Il fit mine de rester sur place, puis se dirigea vers la sortie de la cour, qui menait en avant de la maison.
Puis il lança ceci:
- Votre Marc aurait besoin d’un animal en attendant d’avoir une blonde, ou un homme. Un chien, un chat. Vous devriez pas l’empêcher d’avoir un chien, il aime ça les chiens, il en parle tout l’temps.
- Aye! riposta Aline, choquée. Jamais on n’a empêché Marc d’avoir un chien! C’est lui qui veut pas!
- Laisse-le faire, conseilla Jocelyn, y comprend pas c’qu’on dit.

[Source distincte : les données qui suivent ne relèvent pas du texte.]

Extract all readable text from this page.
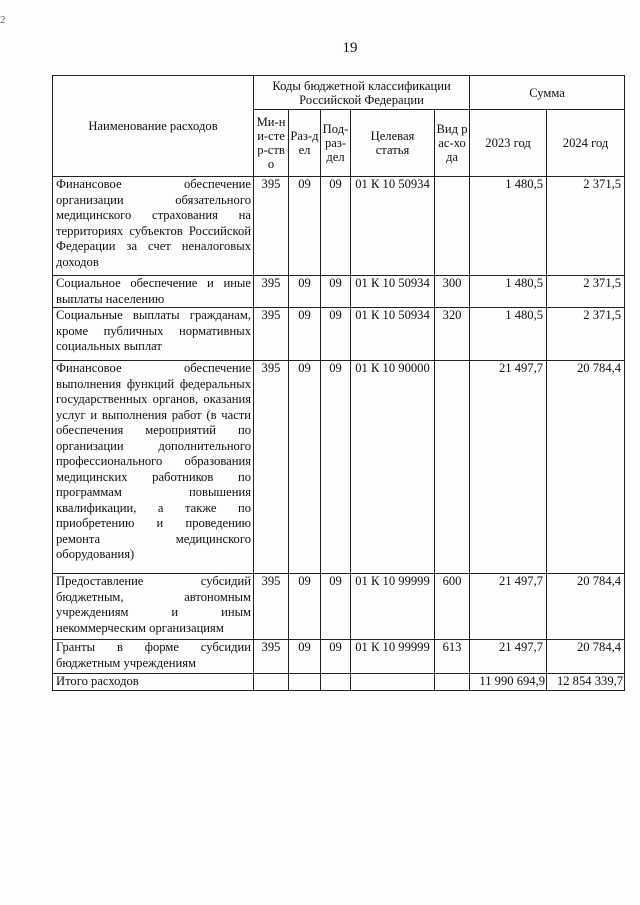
19
2
Наименование расходов	Коды бюджетной классификации Российской Федерации					Сумма	
	Ми-ни-стер-ство	Раз-дел	Под-раз-дел	Целевая статья	Вид рас-хода	2023 год	2024 год
Финансовое обеспечение организации обязательного медицинского страхования на территориях субъектов Российской Федерации за счет неналоговых доходов	395	09	09	01 К 10 50934		1 480,5	2 371,5
Социальное обеспечение и иные выплаты населению	395	09	09	01 К 10 50934	300	1 480,5	2 371,5
Социальные выплаты гражданам, кроме публичных нормативных социальных выплат	395	09	09	01 К 10 50934	320	1 480,5	2 371,5
Финансовое обеспечение выполнения функций федеральных государственных органов, оказания услуг и выполнения работ (в части обеспечения мероприятий по организации дополнительного профессионального образования медицинских работников по программам повышения квалификации, а также по приобретению и проведению ремонта медицинского оборудования)	395	09	09	01 К 10 90000		21 497,7	20 784,4
Предоставление субсидий бюджетным, автономным учреждениям и иным некоммерческим организациям	395	09	09	01 К 10 99999	600	21 497,7	20 784,4
Гранты в форме субсидии бюджетным учреждениям	395	09	09	01 К 10 99999	613	21 497,7	20 784,4
Итого расходов						11 990 694,9	12 854 339,7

Résigné, Jimmy s’en alla enfin. Le regard noir de Jocelyn et son geste vers le téléphone sans fil posé sur la table de la balançoire y furent certes pour quelque chose. Mais rendu près d’en avant de la maison, Jimmy baissa ses culottes et PISSA par terre!!!!!! Oui oui. Puis il dirigea le jet vers les fleurs et puis remonta pour en pisser un bon coup direct sur la maison! De l’urine entra même par les moustiquaires jusqu’à l’intérieur! Jocelyn, en furie, se leva d’un bond, s’approcha, toisant Jimmy d’un regard méchant. Jimmy recula d’un pas, sentant que cette fois il était peut-être allé trop loin et risquais de se faire passer un méchant sapin. Mais au lieu de s’excuser, il en rajouta avec ceci:
- Tant qu’à être barré m’a être barré, justifia Jimmy en finissant son pipi.
- Ben t’es barré ben net! confirma Jocelyn. Puis il enchaîna avec ceci: t’es une nuisance publique, une plaie, un parasite, une peste! T’arrives quequ’ part, pis tu fous l’chien, pis en plus tu pisses partout? Même les animaux y font pas ça! Si j’étais ton père, j’aurais honte de toi! Si j’avais pas d’femme pis d’enfants, j’te tuerais, dret là! Ça m’dérang’rait pas d’aller en prison après avoir débarrassé l’monde d’une gangrène de cancer comme toi! Asteur décalisse pis j’veux pus JAMAIS t’voir! T’as compris?
Jimmy, apparemment ébranlé, fit signe que oui, puis remonta en scelle, partit en ligne droite et roula sur les plantes d’Aline pour atteindre le trottoir. Fiou! soupirèrent les parents de Marc, quel moineau.
Ce soir, ils durent se faire une salade avec tout le basilic que Jimmy avait arraché pour rien. Ils étaient bien surpris et choqués de sa visite mais aussi inquiets à l’idée que Marc aille beaucoup moins bien qu’il ne leur laissait croire. Ah si seulement il pouvait se décider et revenir habiter à la maison. Marc chez nous et Jimmy chez son frère, ce serait le best, pour un tit bout. Mais ça n’arrivera pas, ils sont trop tous deux têtes de pioche pour ça. Ils vont finir par se battre et s’entre-tuer, c’est ça qu’on a bien peur.
Aline avait honte d’elle-même.
- Aye j’ai jamais gifflé quelqu’un d’même. J’étais vraiment choquée, là.
- Fais-toi en pas avec ça, rassura Jocelyn. C’est juste comme ça qu’il pouvait comprendre, et encore. Si j’m’étais pas retenu, j’lui aurais sacré une bonne volée moi aussi.